The ultra-rare 15th century mahzor features illustrations of humans, lions and birds
December 10, 2025 17:49
An ultra-rare 15th century mahzor featuring stunning illustrations of humans, lions and birds is expected to fetch up to £5.2 million ($7m) at auction in New York in February.
Its pages are infused with mineral and organic pigments – cinnabar reds, copper greens and lapis blues – which have not faded more than 600 years on.
The book belonged to the Rothschild family in the 19th century and features Hebrew prayers for Rosh Hashanah and Yom Kippur.
Sotheby’s will host the auction in New York on 5 February, with the selling price set at between $5-7 million.
The tradition of beautifully-crafted illustrated Jewish prayer books originated in southern Germany in the mid-13th century, with fewer than 20 such examples known to have survived through to the present day.
The Rothschild mahzor is one of just three to have stayed in private ownership. One of the others, the Luzzatto High Holiday Mahzor, sold for $8.3 million at a Sotheby’s auction in 2021.
It was originally completed in 1415 by a Jewish scribe, whose painstaking craftsmanship filled the pages with creatures set in Gothic archways and curling scrollwork.
The liturgical customs indicate that it was assembled in Vienna, and its high quality suggests it was created for communal rather than private use.
The Jewish community was expelled from Vienna not even a decade after the book’s completion, and it only entered Rothschild hands more than four centuries later when Salomon Mayer Rothschild purchased it in Nuremberg.
The Rothschild Vienna Mahzor, 1415, folio (Image: Ardon Bar Hama)[Missing Credit]
He paid 151 gold coins for the book on 5 August 1842, to be given as a gift to his son Anselm Salomon Rothschild.
An appended title page comprising the family’s baronial coat of arms and a detailed inscription in Hebrew from Salomon Mayer indicates the transfer of ownership.

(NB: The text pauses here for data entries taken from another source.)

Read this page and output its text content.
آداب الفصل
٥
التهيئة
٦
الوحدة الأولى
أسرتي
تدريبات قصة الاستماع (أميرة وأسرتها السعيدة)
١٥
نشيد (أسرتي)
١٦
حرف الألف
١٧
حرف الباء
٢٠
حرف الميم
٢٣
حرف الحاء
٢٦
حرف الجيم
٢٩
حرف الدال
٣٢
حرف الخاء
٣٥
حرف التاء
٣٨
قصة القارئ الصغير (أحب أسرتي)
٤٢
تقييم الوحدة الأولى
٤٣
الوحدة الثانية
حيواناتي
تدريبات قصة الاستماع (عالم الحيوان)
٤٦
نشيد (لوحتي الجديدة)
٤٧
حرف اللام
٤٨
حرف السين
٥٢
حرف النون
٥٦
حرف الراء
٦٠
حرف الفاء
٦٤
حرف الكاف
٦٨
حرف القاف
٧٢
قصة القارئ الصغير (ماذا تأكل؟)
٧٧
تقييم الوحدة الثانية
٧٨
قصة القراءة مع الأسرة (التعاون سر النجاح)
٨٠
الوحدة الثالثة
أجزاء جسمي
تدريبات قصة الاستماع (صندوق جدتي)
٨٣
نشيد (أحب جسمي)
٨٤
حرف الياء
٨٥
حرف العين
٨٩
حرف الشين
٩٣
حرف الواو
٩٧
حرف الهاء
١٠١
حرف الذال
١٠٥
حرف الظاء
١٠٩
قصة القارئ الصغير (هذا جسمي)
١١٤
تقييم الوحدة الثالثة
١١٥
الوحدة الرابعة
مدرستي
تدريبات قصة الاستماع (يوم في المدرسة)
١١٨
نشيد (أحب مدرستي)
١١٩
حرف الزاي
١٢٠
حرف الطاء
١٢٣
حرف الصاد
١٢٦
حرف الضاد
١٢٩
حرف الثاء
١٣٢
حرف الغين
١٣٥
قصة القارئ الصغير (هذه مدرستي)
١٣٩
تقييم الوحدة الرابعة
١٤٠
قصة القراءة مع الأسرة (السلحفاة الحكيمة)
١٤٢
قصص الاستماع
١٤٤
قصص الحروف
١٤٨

The manuscript was passed down to Anselm Salomon’s son, Nathaniel Mayer Rothschild, and then inherited by Nathaniel Mayer’s nephew Alphonse Rothschild in 1905, when the childless Nathaniel Mayer passed away.

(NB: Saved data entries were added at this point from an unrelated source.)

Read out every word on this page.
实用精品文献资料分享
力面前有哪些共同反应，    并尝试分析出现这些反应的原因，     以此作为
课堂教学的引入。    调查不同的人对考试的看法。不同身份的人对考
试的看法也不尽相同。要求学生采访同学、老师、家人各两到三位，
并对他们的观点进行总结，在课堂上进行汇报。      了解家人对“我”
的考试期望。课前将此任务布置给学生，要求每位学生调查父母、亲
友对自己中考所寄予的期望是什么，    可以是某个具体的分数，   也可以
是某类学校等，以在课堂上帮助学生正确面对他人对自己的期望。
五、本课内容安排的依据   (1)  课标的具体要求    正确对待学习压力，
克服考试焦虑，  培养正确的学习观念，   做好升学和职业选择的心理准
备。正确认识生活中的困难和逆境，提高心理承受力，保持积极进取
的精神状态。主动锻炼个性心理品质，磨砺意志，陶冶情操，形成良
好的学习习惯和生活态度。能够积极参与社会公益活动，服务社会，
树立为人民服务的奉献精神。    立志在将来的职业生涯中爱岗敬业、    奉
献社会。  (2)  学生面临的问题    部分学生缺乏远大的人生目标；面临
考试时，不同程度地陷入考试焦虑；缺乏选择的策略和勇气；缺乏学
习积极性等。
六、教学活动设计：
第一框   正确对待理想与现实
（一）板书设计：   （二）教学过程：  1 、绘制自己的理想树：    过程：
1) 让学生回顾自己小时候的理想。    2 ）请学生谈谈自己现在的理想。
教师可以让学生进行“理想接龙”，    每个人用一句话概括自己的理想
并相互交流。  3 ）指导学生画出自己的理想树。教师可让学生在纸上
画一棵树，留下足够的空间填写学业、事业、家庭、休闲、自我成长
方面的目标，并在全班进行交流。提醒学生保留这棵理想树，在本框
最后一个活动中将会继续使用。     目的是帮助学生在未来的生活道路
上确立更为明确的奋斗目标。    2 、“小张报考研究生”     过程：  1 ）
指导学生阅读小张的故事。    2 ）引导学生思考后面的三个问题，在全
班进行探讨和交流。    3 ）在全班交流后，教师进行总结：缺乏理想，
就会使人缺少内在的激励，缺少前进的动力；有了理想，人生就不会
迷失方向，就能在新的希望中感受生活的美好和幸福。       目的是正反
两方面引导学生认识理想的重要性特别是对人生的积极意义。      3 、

It remained in Alphonse’s art and cultural collection until shortly after the Nazi annexation of Austria in March 1938.
Just two days after the invasion, the Nazis seized the Rothschild Palais and its contents in Vienna, and stripped Alphonse of his legal ownership after just four days, distributing the art collection between various facilities.

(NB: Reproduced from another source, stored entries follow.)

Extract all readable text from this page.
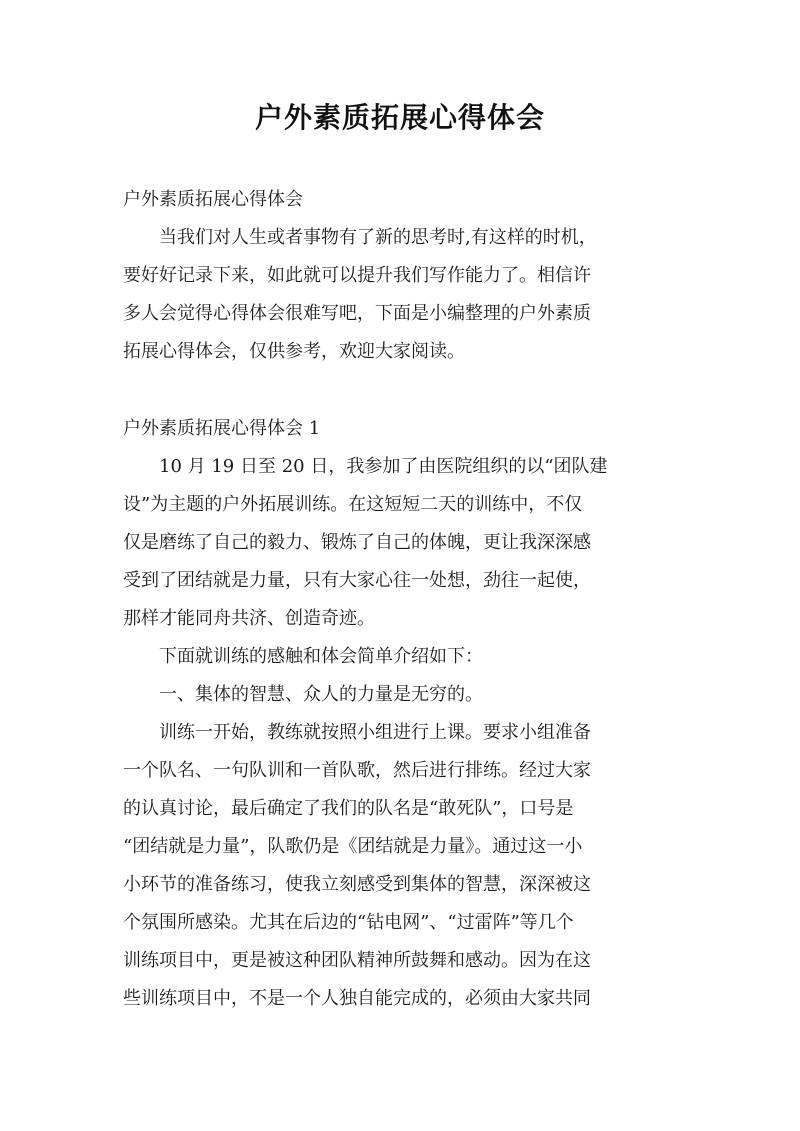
户外素质拓展心得体会
户外素质拓展心得体会
当我们对人生或者事物有了新的思考时,有这样的时机，
要好好记录下来，如此就可以提升我们写作能力了。相信许
多人会觉得心得体会很难写吧，下面是小编整理的户外素质
拓展心得体会，仅供参考，欢迎大家阅读。
户外素质拓展心得体会 1
10 月 19 日至 20 日，我参加了由医院组织的以“团队建
设”为主题的户外拓展训练。在这短短二天的训练中，不仅
仅是磨练了自己的毅力、锻炼了自己的体魄，更让我深深感
受到了团结就是力量，只有大家心往一处想，劲往一起使，
那样才能同舟共济、创造奇迹。
下面就训练的感触和体会简单介绍如下：
一、集体的智慧、众人的力量是无穷的。
训练一开始，教练就按照小组进行上课。要求小组准备
一个队名、一句队训和一首队歌，然后进行排练。经过大家
的认真讨论，最后确定了我们的队名是“敢死队”，口号是
“团结就是力量”，队歌仍是《团结就是力量》。通过这一小
小环节的准备练习，使我立刻感受到集体的智慧，深深被这
个氛围所感染。尤其在后边的“钻电网”、“过雷阵”等几个
训练项目中，更是被这种团队精神所鼓舞和感动。因为在这
些训练项目中，不是一个人独自能完成的，必须由大家共同
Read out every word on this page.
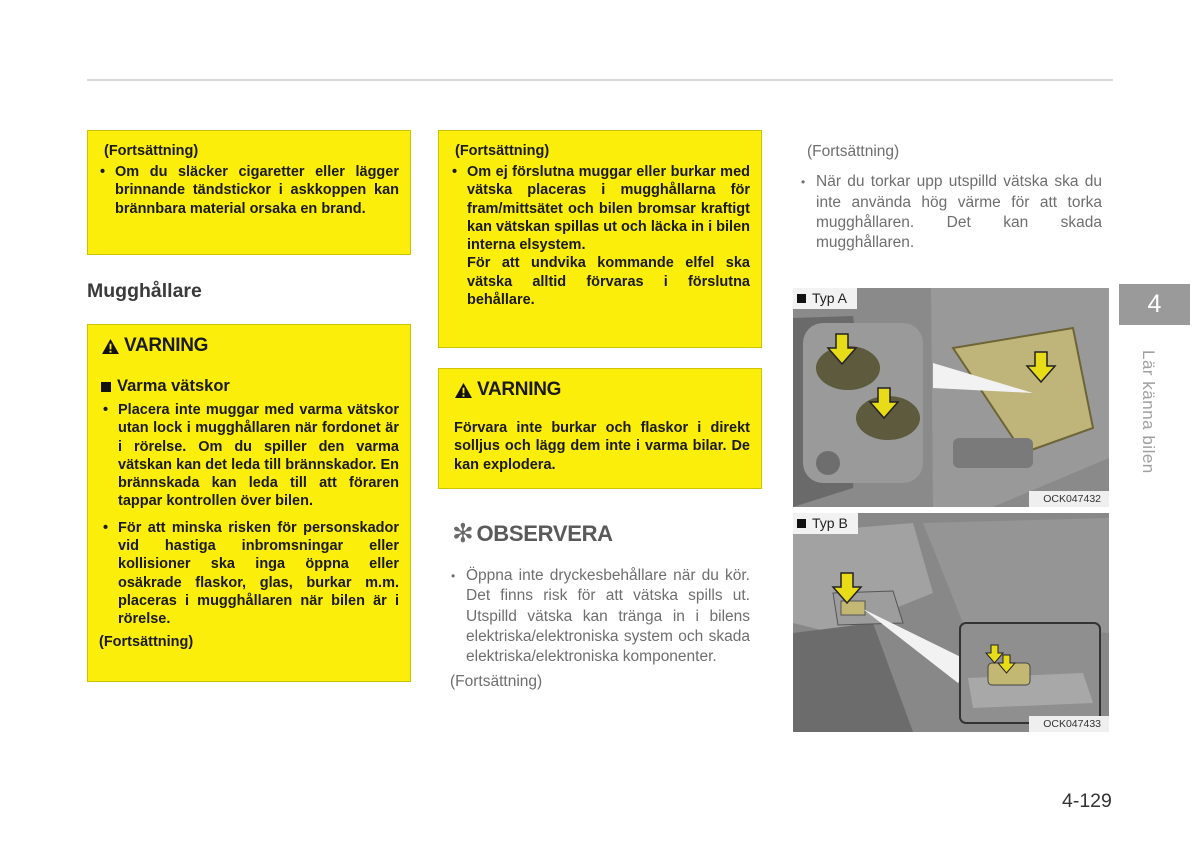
(Fortsättning)
• Om du släcker cigaretter eller lägger brinnande tändstickor i askkoppen kan brännbara material orsaka en brand.
Mugghållare
VARNING
Varma vätskor
• Placera inte muggar med varma vätskor utan lock i mugghållaren när fordonet är i rörelse. Om du spiller den varma vätskan kan det leda till brännskador. En brännskada kan leda till att föraren tappar kontrollen över bilen.
• För att minska risken för personskador vid hastiga inbromsningar eller kollisioner ska inga öppna eller osäkrade flaskor, glas, burkar m.m. placeras i mugghållaren när bilen är i rörelse.
(Fortsättning)
(Fortsättning)
• Om ej förslutna muggar eller burkar med vätska placeras i mugghållarna för fram/mittsätet och bilen bromsar kraftigt kan vätskan spillas ut och läcka in i bilen interna elsystem.
För att undvika kommande elfel ska vätska alltid förvaras i förslutna behållare.
VARNING
Förvara inte burkar och flaskor i direkt solljus och lägg dem inte i varma bilar. De kan explodera.
✻ OBSERVERA
• Öppna inte dryckesbehållare när du kör. Det finns risk för att vätska spills ut. Utspilld vätska kan tränga in i bilens elektriska/elektroniska system och skada elektriska/elektroniska komponenter.
(Fortsättning)
(Fortsättning)
• När du torkar upp utspilld vätska ska du inte använda hög värme för att torka mugghållaren. Det kan skada mugghållaren.
Typ A
OCK047432
Typ B
OCK047433
4
Lär känna bilen
4-129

The mahzor ended up in the Austrian National Library, where it was only recognised after legislation was passed in 1998 concerning the restitution of Nazi-looted art, and scholars from the Centre for Jewish Art identified the family crest on the title page.
On the restitution of the manuscript, the descendants of Alphonse Rothschild and his wife Clarice said: “While the wrongs of the past can never be undone, the restitution of this mahzor carries deep meaning for our family as it stands as both an acknowledgement of history and a small measure of closure to a pain that has echoed through generations.”
A mahzor typically contains the cycle of prayers for the entire Jewish liturgical year; this one, being so ornate, is only for use during the High Holy Days of Rosh Hashanah and Yom Kippur.
Prior to the auction, the book will be on display in Sotheby’s’ new global headquarters, the Breuer building in New York, from 11-16 December.
It will then travel to Los Angeles for display from 12-16 January, and return to New York during Sotheby’s Masters Week, which runs from 30 January to 3 February, before the auction two days later.